O dado bruto do trabalho persecutório e da produção da suspeita era o
“informe” (notícias, dados, notas de esclarecimento). A partir do “informe”
produzia-se a “informação”, documento que já continha certo nível de processamento dos dados brutos coletados, apontando para possíveis ações repressivas mais diretas.6 Se os informes e as informações tinham a função de
esquadrinhar as atividades potencialmente ou declaradamente “subversivas”
dos artistas ou do seu público, havia um conjunto de documentos voltados
para a vigilância e o controle dos indivíduos considerados “suspeitos”. Basicamente, compunham-se de quatro tipos:7 o levantamento de dados biográficos; as fichas-conceito (levantamento da atuação pública e profissional); o
prontuário (histórico das atividades registradas do “suspeito”) e o juízo-sintético (espécie de parecer do agente sobre o indivíduo). Esse conjunto de documentos tinha a clara função de peças acusatórias, em eventuais processos
ou punições mais direcionadas, prontos para serem acionados a qualquer momento. Em muitos casos, os informes e informações não eram monopolizados por um único órgão de informação, sendo freqüente o intercâmbio de
documentos entre os diversos órgãos do sistema.
Todas as ações e declarações que se chocassem contra a moral dominante, a ordem política vigente, ou que escapassem aos padrões de comportamento da moral conservadora, eram vistos como suspeitos. No caso da música, o
conteúdo das letras cantadas, a performance e as eventuais declarações que o
artista proferisse durante os seus shows, também poderiam agravar o seu “perfil suspeito”, ganhando destaque nas anotações dos agentes da repressão política. Além de registrar palavras e atitudes, os textos revelam as inferências dos
agentes, no sentido de apontar a existência de uma conspiração perpétua, orquestrada por grupos políticos “subversivos” que se serviam do campo da cultura para iniciar a “guerra psicológica”. Uma simples observação, contida num
registro sobre as atividades do suspeito, poderia tornar-se mais destacada em
futuros relatórios produzidos pelos organismos, numa técnica de reiteração
crescente que agravava o grau de suspeição sobre os vigiados.8
Curiosamente, os agentes politizavam muito mais o campo da MPB, aumentando o grau de suas efetivas e orgânicas articulações político-partidárias.

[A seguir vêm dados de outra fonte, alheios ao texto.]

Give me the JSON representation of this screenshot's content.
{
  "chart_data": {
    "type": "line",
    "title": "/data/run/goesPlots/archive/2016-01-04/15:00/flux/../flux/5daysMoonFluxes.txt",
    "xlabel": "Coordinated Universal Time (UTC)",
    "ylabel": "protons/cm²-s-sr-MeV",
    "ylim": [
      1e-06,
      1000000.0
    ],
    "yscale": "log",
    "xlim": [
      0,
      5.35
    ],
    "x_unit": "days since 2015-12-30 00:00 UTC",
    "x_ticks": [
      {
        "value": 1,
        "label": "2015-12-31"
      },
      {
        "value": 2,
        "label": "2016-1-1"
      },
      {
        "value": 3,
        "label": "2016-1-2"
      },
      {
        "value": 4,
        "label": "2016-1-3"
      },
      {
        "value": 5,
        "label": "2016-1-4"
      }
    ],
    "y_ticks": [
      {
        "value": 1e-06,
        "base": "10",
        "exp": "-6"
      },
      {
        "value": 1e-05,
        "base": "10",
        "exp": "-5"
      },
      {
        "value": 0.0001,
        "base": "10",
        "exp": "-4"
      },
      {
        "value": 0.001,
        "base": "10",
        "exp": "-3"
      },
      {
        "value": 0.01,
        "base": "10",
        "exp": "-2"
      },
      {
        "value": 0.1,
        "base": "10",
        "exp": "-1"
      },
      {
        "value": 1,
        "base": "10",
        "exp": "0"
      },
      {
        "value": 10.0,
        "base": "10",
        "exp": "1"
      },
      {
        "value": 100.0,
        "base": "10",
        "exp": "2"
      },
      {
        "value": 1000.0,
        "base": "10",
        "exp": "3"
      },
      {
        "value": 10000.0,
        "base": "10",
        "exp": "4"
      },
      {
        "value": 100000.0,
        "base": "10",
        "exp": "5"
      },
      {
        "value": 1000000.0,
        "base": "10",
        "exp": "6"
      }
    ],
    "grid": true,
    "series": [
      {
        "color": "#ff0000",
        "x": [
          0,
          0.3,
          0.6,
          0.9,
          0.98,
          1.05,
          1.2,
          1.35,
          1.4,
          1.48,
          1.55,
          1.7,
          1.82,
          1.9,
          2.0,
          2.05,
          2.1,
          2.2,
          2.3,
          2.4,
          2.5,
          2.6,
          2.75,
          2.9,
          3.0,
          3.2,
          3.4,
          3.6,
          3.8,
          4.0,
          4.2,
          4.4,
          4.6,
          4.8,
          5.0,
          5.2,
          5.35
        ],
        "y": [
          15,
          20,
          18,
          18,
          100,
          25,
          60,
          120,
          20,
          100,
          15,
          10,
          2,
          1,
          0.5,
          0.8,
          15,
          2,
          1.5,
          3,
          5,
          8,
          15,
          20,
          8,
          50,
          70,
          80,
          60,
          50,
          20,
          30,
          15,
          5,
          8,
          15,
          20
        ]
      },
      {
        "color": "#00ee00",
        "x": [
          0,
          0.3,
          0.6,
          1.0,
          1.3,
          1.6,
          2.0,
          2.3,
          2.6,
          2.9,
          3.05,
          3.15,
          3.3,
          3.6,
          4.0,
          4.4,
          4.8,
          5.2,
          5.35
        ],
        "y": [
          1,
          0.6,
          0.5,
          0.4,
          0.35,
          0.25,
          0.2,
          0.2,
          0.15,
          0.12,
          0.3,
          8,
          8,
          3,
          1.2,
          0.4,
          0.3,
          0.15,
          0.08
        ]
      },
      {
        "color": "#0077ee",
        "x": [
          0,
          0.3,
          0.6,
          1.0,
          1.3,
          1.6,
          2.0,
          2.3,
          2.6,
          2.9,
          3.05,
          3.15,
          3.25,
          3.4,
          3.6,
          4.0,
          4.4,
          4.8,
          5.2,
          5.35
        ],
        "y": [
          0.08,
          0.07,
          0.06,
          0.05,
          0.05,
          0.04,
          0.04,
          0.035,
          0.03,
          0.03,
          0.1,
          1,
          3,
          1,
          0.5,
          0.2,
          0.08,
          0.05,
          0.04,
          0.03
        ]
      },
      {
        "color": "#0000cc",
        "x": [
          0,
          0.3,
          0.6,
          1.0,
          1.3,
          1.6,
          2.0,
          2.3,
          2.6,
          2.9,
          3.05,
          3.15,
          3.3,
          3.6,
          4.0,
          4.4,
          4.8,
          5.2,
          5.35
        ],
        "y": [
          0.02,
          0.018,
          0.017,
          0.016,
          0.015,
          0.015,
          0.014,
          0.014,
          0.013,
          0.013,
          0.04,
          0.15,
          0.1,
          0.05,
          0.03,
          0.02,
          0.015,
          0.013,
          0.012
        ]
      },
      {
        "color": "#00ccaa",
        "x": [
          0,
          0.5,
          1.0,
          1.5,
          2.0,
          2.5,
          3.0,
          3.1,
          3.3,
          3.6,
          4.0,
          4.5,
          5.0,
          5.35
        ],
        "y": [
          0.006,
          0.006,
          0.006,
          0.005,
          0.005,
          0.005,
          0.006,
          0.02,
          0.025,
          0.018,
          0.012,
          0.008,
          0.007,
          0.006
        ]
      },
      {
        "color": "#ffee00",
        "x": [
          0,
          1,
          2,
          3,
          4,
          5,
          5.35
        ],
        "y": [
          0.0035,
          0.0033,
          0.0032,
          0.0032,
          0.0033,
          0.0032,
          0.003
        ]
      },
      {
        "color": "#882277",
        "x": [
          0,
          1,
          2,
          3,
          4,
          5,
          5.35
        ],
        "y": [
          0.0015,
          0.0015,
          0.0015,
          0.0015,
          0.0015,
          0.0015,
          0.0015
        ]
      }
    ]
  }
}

Por exemplo, lê-se num informe produzido em 1968 que o campo da
música popular
vem se constituindo num dos principais meios de cisão psicológica sobre o público, desenvolvida por um grupo de cantores e compositores de orientação filo-comunista, atuando em franca atividade nos meios culturais. Dentre os principais agentes desse grupo se destacam: FRANCISCO BUARQUE DE HOLANDA,
EDU LOBO, NARA LEÃO, GERALDO VANDRÉ, GILBERTO GIL, CAETANO VELOSO, MARILIA MEDALHA, VINÍCIUS DE MORAES, SIDNEY MULLER, GUTEMBERG, “MILTONS” [sic] NASCIMENTO, etc.
Afora os Festivais das canções, onde “predominam” [sic] a música denominada jovem, transformando-se em clima do não conformismo, da crítica e agressividade às instituições, para dominar o público mostrando-lhe sua coragem, sua
arte sem condicionamentos, indiferentes aos gritos dos “reacionários”.